Zara nodded, then addressed the room. “I hope you all sign. This business is vicious, but it would be worse without each of you.” She caught my eye. “Even if only for one more day.”

She brought me to call Shawn while everyone else perused the paperwork, but it was a formality. We would all sign, me included. Prize money aside, I had promised Erika I’d compete, and I wasn’t going to deny her. As long as there was a final, I would be in it.

“Just so you know, the NDA doesn’t prevent you from leveraging what happened in your divorce settlement,” she said, firing up her laptop in the production office. “What he and Troy did is fair game as long as you don’t comment on it publicly. I made sure.”

“I’ll deal with that apocalypse after this one,” I sighed. “But thanks.”

“I’d also be shocked if Barnes isn’t competing tomorrow. The network has him over a barrel, and he’ll agree to anything to avoid a lawsuit. If it’s even a pale imitation of the deal he signed in Shanghai, then it will affect you, understand?”

“You can’t say more?”

She paused, debating. “Just remember there’s more to your life than this show.”

Neither her riddle nor her loaded expression comforted me, but I didn’t want to seem ungrateful, especially when it was only getting later in California.

The laptop camera lit pinprick green, and Shawn’s confused face materialized beneath the popcorn ceiling of his apartment, a dreamcatcher on the wall behind him with Polaroid photos tucked in its web. A joyful gasp escaped him before his face fell. “You got eliminated.”

“No, that’s not it.”

“Oh, thank God, sorry, I’m just surprised to see you. Wait, let’s start this over properly…” He smiled, eager and soft and heartbreaking. “Hi.”
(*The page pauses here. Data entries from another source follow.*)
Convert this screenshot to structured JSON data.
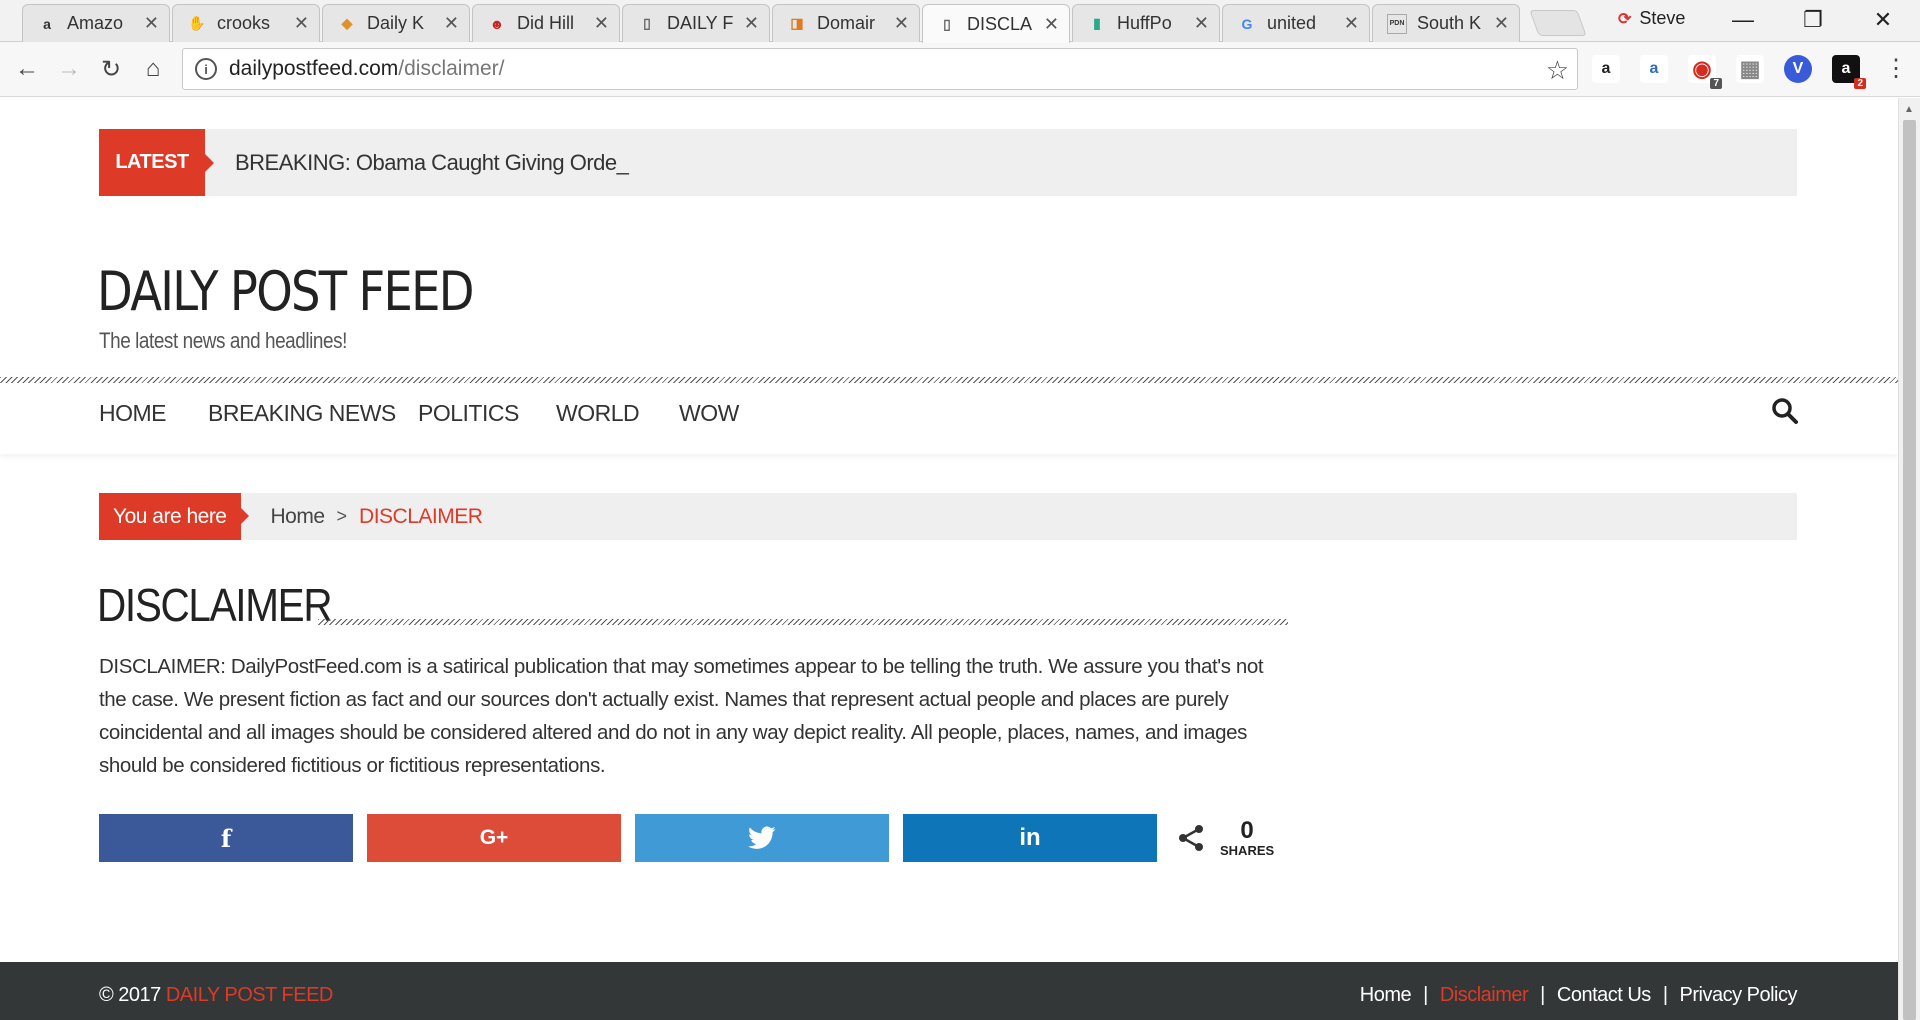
{
  "browser": {
    "tabs": [
      {
        "title": "Amazo",
        "icon": "amazon-icon",
        "favicon_text": "a",
        "favicon_color": "#222222"
      },
      {
        "title": "crooks",
        "icon": "hand-icon",
        "favicon_text": "✋",
        "favicon_color": "#555555"
      },
      {
        "title": "Daily K",
        "icon": "daily-kos-icon",
        "favicon_text": "◆",
        "favicon_color": "#e0902a"
      },
      {
        "title": "Did Hill",
        "icon": "mask-icon",
        "favicon_text": "☻",
        "favicon_color": "#cc2222"
      },
      {
        "title": "DAILY F",
        "icon": "page-icon",
        "favicon_text": "▯",
        "favicon_color": "#666666"
      },
      {
        "title": "Domair",
        "icon": "domain-icon",
        "favicon_text": "◨",
        "favicon_color": "#e07a1f"
      },
      {
        "title": "DISCLA",
        "icon": "page-icon",
        "favicon_text": "▯",
        "favicon_color": "#666666",
        "active": true
      },
      {
        "title": "HuffPo",
        "icon": "huffpost-icon",
        "favicon_text": "▮",
        "favicon_color": "#2aaa8a"
      },
      {
        "title": "united",
        "icon": "google-icon",
        "favicon_text": "G",
        "favicon_color": "#4285f4"
      },
      {
        "title": "South K",
        "icon": "pdn-icon",
        "favicon_text": "PDN",
        "favicon_color": "#333333"
      }
    ],
    "profile_name": "Steve",
    "url_host": "dailypostfeed.com",
    "url_path": "/disclaimer/",
    "extensions": [
      {
        "icon": "amazon-icon",
        "text": "a",
        "bg": "#ffffff",
        "fg": "#222222"
      },
      {
        "icon": "amazon-assistant-icon",
        "text": "a",
        "bg": "#ffffff",
        "fg": "#2c6fb5"
      },
      {
        "icon": "opera-icon",
        "text": "◉",
        "bg": "#ffffff",
        "fg": "#d62b1f",
        "badge": "7",
        "badge_bg": "#555555"
      },
      {
        "icon": "screen-icon",
        "text": "▦",
        "bg": "#ffffff",
        "fg": "#888888"
      },
      {
        "icon": "v-icon",
        "text": "V",
        "bg": "#3a5bd9",
        "fg": "#ffffff"
      },
      {
        "icon": "amazon-dark-icon",
        "text": "a",
        "bg": "#111111",
        "fg": "#ffffff",
        "badge": "2",
        "badge_bg": "#d62b1f"
      }
    ]
  },
  "site": {
    "ticker_label": "LATEST",
    "ticker_headline": "BREAKING: Obama Caught Giving Orde_",
    "title": "DAILY POST FEED",
    "tagline": "The latest news and headlines!",
    "nav": [
      "HOME",
      "BREAKING NEWS",
      "POLITICS",
      "WORLD",
      "WOW"
    ],
    "breadcrumb_label": "You are here",
    "breadcrumb_home": "Home",
    "breadcrumb_sep": ">",
    "breadcrumb_current": "DISCLAIMER",
    "heading": "DISCLAIMER",
    "body": "DISCLAIMER: DailyPostFeed.com is a satirical publication that may sometimes appear to be telling the truth. We assure you that's not the case. We present fiction as fact and our sources don't actually exist. Names that represent actual people and places are purely coincidental and all images should be considered altered and do not in any way depict reality. All people, places, names, and images should be considered fictitious or fictitious representations.",
    "share_buttons": [
      {
        "name": "facebook",
        "label": "f",
        "color": "#3b5998"
      },
      {
        "name": "google-plus",
        "label": "G+",
        "color": "#dd4b39"
      },
      {
        "name": "twitter",
        "label": "🐦",
        "color": "#3f9ad6"
      },
      {
        "name": "linkedin",
        "label": "in",
        "color": "#0e76b8"
      }
    ],
    "share_count": "0",
    "share_label": "SHARES",
    "footer_year": "© 2017",
    "footer_brand": "DAILY POST FEED",
    "footer_links": [
      "Home",
      "Disclaimer",
      "Contact Us",
      "Privacy Policy"
    ],
    "footer_sep": "|",
    "accent_color": "#dd3a27",
    "footer_bg": "#333738"
  }
}
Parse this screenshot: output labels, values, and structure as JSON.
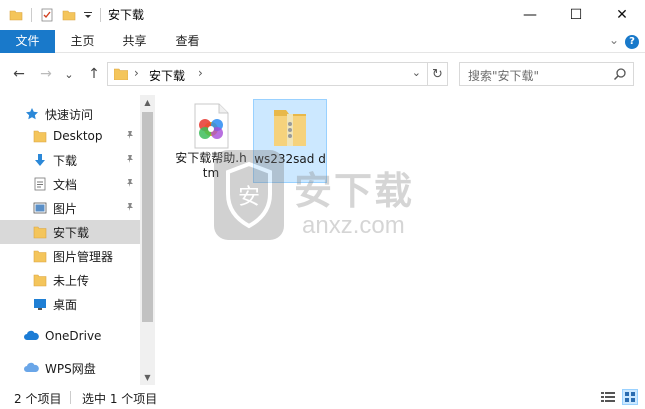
{
  "window": {
    "title": "安下载",
    "minimize_glyph": "—",
    "maximize_glyph": "☐",
    "close_glyph": "✕"
  },
  "ribbon": {
    "tabs": [
      {
        "label": "文件"
      },
      {
        "label": "主页"
      },
      {
        "label": "共享"
      },
      {
        "label": "查看"
      }
    ],
    "help_glyph": "?",
    "expand_glyph": "⌄"
  },
  "address": {
    "back_glyph": "←",
    "forward_glyph": "→",
    "recent_glyph": "⌄",
    "up_glyph": "↑",
    "sep_glyph": "›",
    "path": "安下载",
    "dropdown_glyph": "⌄",
    "refresh_glyph": "↻"
  },
  "search": {
    "placeholder": "搜索\"安下载\""
  },
  "sidebar": {
    "items": [
      {
        "label": "快速访问",
        "icon": "star-icon"
      },
      {
        "label": "Desktop",
        "icon": "folder-icon",
        "pinned": true
      },
      {
        "label": "下载",
        "icon": "download-icon",
        "pinned": true
      },
      {
        "label": "文档",
        "icon": "document-icon",
        "pinned": true
      },
      {
        "label": "图片",
        "icon": "picture-icon",
        "pinned": true
      },
      {
        "label": "安下载",
        "icon": "folder-icon",
        "selected": true
      },
      {
        "label": "图片管理器",
        "icon": "folder-icon"
      },
      {
        "label": "未上传",
        "icon": "folder-icon"
      },
      {
        "label": "桌面",
        "icon": "desktop-icon"
      },
      {
        "label": "OneDrive",
        "icon": "cloud-icon"
      },
      {
        "label": "WPS网盘",
        "icon": "cloud-icon"
      }
    ],
    "pin_glyph": "📌",
    "scroll_up_glyph": "▲",
    "scroll_down_glyph": "▼"
  },
  "files": [
    {
      "name": "安下载帮助.htm",
      "icon": "htm-file-icon",
      "selected": false
    },
    {
      "name": "ws232sad d",
      "icon": "zip-folder-icon",
      "selected": true
    }
  ],
  "watermark": {
    "title": "安下载",
    "subtitle": "anxz.com",
    "logo_char": "安"
  },
  "status": {
    "item_count": "2 个项目",
    "selected": "选中 1 个项目"
  },
  "colors": {
    "accent": "#1979ca",
    "selection_bg": "#cce8ff",
    "selection_border": "#99d1ff",
    "folder": "#f4c55b"
  }
}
“Hi.” I’d fallen in love with him. I had. No stupid video would change that. That wasn’t this person. This was my person, and I was about to devastate him. “Shawn, something happened, but before I tell you, I need to say something else.”

He cocked his head, dread washing back in like the tide. “Okay?”

And for one second, nothing else mattered. “You can’t know how much I miss you.”